INHIL, (Swarabuana.com) – Kejaksaan Negeri (Kejari) Indragiri Hilir terus berkomitmen menekan angka kenakalan remaja dan perundungan di lingkungan pendidikan. Melalui Seksi Intelijen, Kejari Indragiri Hilir melaksanakan kegiatan penyuluhan hukum dalam program unggulan Jaksa Masuk Sekolah (JMS) yang berlangsung di SMP Muhammadiyah Tembilahan pada Rabu, (11/03/2026)
Kegiatan yang mengusung tema “Stop Bullying Mulai dari Kita” ini dipimpin langsung oleh Kepala Sub Seksi I Intelijen, Fadlan Ikhwanto, S.H., didampingi oleh Reinaldus Simarmata, S.H.

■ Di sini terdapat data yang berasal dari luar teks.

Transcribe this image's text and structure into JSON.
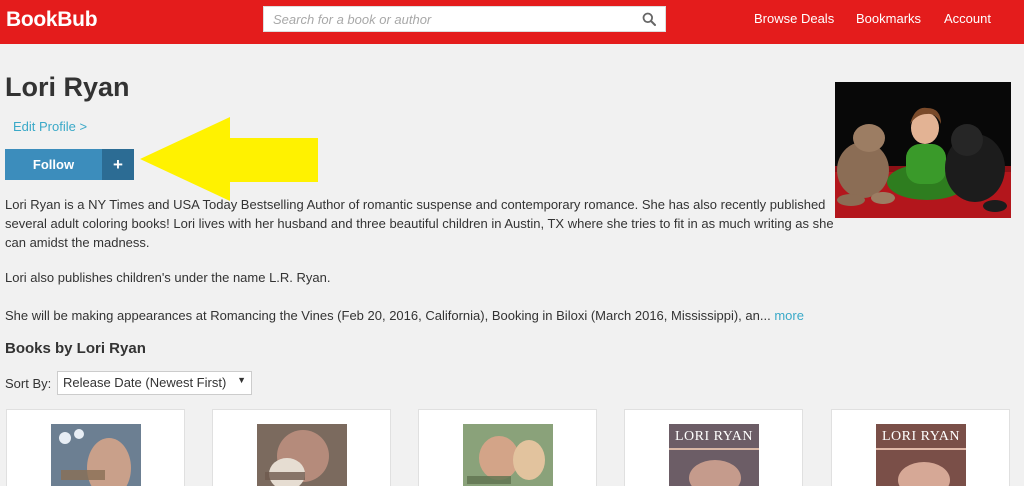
{
  "header": {
    "brand": "BookBub",
    "search_placeholder": "Search for a book or author",
    "nav": [
      "Browse Deals",
      "Bookmarks",
      "Account"
    ],
    "accent": "#e41c1c"
  },
  "author": {
    "name": "Lori Ryan",
    "edit_profile": "Edit Profile >",
    "follow": "Follow",
    "follow_plus": "+",
    "bio": [
      "Lori Ryan is a NY Times and USA Today Bestselling Author of romantic suspense and contemporary romance. She has also recently published several adult coloring books! Lori lives with her husband and three beautiful children in Austin, TX where she tries to fit in as much writing as she can amidst the madness.",
      "Lori also publishes children's under the  name L.R. Ryan.",
      "She will be making appearances at Romancing the Vines (Feb 20, 2016, California), Booking in Biloxi (March 2016, Mississippi), an..."
    ],
    "more": "more"
  },
  "books": {
    "heading": "Books by Lori Ryan",
    "sort_label": "Sort By:",
    "sort_value": "Release Date (Newest First)",
    "cover_titles": [
      "",
      "",
      "",
      "LORI RYAN",
      "LORI RYAN"
    ]
  },
  "icons": {
    "search": "search-icon",
    "dropdown": "chevron-down-icon",
    "annotation": "arrow-left-icon"
  }
}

Kehadiran para penegak hukum di tengah siswa-siswi ini bertujuan untuk memberikan pemahaman mendalam mengenai aspek hukum dari tindakan perundungan (bullying) serta dampak negatif yang ditimbulkan, baik bagi korban maupun pelaku.
Kepala Sub Seksi I Intelijen Kejari Indragiri Hilir, Fadlan Ikhwanto, S.H., menegaskan bahwa pengenalan hukum sejak dini merupakan langkah preventif yang krusial agar generasi muda tidak terjebak dalam tindak pidana.
“Program Jaksa Masuk Sekolah ini adalah upaya kami untuk mengenalkan produk hukum sekaligus fungsi Kejaksaan kepada para pelajar. Dengan tema stop bullying, kami ingin menanamkan kesadaran bahwa tindakan perundungan bukan sekadar candaan, melainkan perilaku yang memiliki konsekuensi hukum serius. Kami berharap para siswa mampu menjadi generasi penerus bangsa yang taat hukum dan memiliki empati tinggi terhadap sesama,” ujar Fadlan Ikhwanto dalam paparannya di hadapan para siswa.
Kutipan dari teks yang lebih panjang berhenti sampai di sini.